Faut-il encore lire des contes de fées?

Hey cher(e) Enkulté, toi qui a été biberonné aux films Disney depuis ta plus tendre enfance on va parler conte de fées. Ca va péter des paillettes!

Si le Moyen Age est riche de récits inspirés du folklore de l’époque, on peut parler du terme conte de fée à partir du 17ème siècle où des auteurs comme Charles Perrault, Andersen ou les frères Grimm ont popularisé le genre littéraire.

Il était une fois…

Le conte de fée permet de retracer les principales problématiques que peuvent rencontrer les enfants et leur permet d’appréhender leurs angoisses, à travers les aventures de multiple personnages. Si bien que la psychologie moderne en a décrit un processus d’individualisation, reposant sur des symboles d’inconscient collectif.

Boo bi di boo !

Évocation du complexe d’Oedipe, identification aux modèles familiaux, représentation de l’adolescence, de l’identification au genre, sexualité, ces récits abordent des thèmes relatifs à l’enfance. Ils renvoient à des questionnements de développement affectif, psychologique et émotionnel à travers des représentations mirifiques, noyées de symbolisme.

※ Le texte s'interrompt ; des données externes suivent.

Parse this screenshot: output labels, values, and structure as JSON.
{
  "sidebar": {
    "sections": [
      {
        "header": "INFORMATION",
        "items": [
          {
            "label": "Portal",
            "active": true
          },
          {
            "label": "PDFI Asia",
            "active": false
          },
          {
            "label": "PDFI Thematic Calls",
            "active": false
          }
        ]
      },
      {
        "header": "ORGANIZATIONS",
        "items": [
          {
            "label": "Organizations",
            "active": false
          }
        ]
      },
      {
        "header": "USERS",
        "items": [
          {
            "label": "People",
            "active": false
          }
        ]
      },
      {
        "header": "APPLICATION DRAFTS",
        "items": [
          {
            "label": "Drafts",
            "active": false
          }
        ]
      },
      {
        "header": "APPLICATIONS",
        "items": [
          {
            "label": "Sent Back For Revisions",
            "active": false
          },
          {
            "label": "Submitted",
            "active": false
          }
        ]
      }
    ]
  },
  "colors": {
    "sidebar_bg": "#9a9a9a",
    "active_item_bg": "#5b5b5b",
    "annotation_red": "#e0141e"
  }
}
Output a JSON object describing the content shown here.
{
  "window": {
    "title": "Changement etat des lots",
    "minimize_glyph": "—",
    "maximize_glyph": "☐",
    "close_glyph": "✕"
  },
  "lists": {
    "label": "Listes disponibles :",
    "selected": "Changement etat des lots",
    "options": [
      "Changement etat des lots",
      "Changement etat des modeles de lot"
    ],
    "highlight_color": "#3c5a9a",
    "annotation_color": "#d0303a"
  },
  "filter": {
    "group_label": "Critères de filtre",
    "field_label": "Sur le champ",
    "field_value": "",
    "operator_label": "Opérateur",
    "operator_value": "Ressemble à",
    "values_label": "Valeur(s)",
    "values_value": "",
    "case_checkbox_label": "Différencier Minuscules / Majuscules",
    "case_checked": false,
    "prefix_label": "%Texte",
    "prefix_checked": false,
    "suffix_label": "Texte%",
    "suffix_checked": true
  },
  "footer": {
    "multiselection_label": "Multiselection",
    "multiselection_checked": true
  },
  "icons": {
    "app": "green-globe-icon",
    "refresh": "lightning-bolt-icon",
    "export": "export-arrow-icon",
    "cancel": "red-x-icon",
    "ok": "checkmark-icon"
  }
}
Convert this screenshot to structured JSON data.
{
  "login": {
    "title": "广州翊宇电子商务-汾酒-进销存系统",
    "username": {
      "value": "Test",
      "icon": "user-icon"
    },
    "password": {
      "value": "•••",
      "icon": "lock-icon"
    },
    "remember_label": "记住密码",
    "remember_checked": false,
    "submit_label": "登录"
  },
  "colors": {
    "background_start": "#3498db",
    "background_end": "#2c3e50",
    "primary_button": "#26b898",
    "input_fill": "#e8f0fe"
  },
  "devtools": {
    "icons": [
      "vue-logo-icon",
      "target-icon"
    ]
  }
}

Le Petit Poucet relate les aventures d’un enfant abandonné par ses parents trop pauvres pour s’occuper de toute la fratrie. L’angoisse de l’abandon traduit par le courage du malicieux bambin est au centre du récit, mais l’aventure traite aussi de compromis, de pardon dans l’acte de l’abandon pourtant moralement répréhensible. Il permet également à l’enfant de comprendre certaines situations dans lesquelles les parents peuvent se trouver.

L’aspect féérique de ces histoires rajoute de la magie et est indispensable pour stimuler l’imagination des enfants. D’ailleurs une étude à démontré que les enfants d’aujourd’hui sans cesse exposées aux écrans, images et vidéos ont une imagination moins fertile que les générations précédentes. En leur faisant faire des dessins, les petits exposés à la télé et autres écrans créaient des images plus simplistes que ceux dont la lecture avait une place plus importante. La stimulation de l’imaginaire est indispensable pour le développement d’un individu car elle permet d’apprendre à réagir à différentes situations de la vie quotidienne!

Mais aujourd’hui les contes de fées ont-ils encore une intérêt cathartique dans un monde où la surconsommation et l’individualisme sont devenus des valeurs sociétales?

Il se marièrent et … divorcèrent!

Vecteurs de construction morale et identitaire, ces récits semblent aujourd’hui désuets. Aujourd’hui le prince pas charmant se trouve sur Tinder et on a pas franchement envie de se marier avec lui et lui faire une tripotée de mouflets! Louboutin en guise de chaussure de verre (ou vair selon les versions), et on partage la garde alternée.

Tu veux voir le loup?

La triste finalité pour les femmes dans ces contes c’est qu’on leur apprend que pour être heureuse il faut se marier et avoir plein d’enfants! Plein te dis-je! Saturée de couches et s’occuper du foyer c’est vraiment ça le rôle d’une femme? Dans la pop culture, Shrek fais la part belle au ramassis de clichés et propose une princesse Fiona badass! Et si elle t’aligne au concours de rots direct, elle montre aussi l’après « ils se marièrent et eurent beaucoup d’enfants ».

Sur le net fleurissent des princesses Disney sous toutes les formes (punk, tatouées, instagramées, masculinisées), doit-on y voir un témoignage de la volonté de désacraliser des icônes un peu trop propres sur elles? Et de s’éloigner de l’image cucul la praline des princesses? La réinterprétation des contes version moderne devraient peut être prendre en compte le fait que la société à changée, en proposant des récits plus adaptés au mode de vie moderne, tout en restant porteur de message forts. Une princesse 2.0 en somme.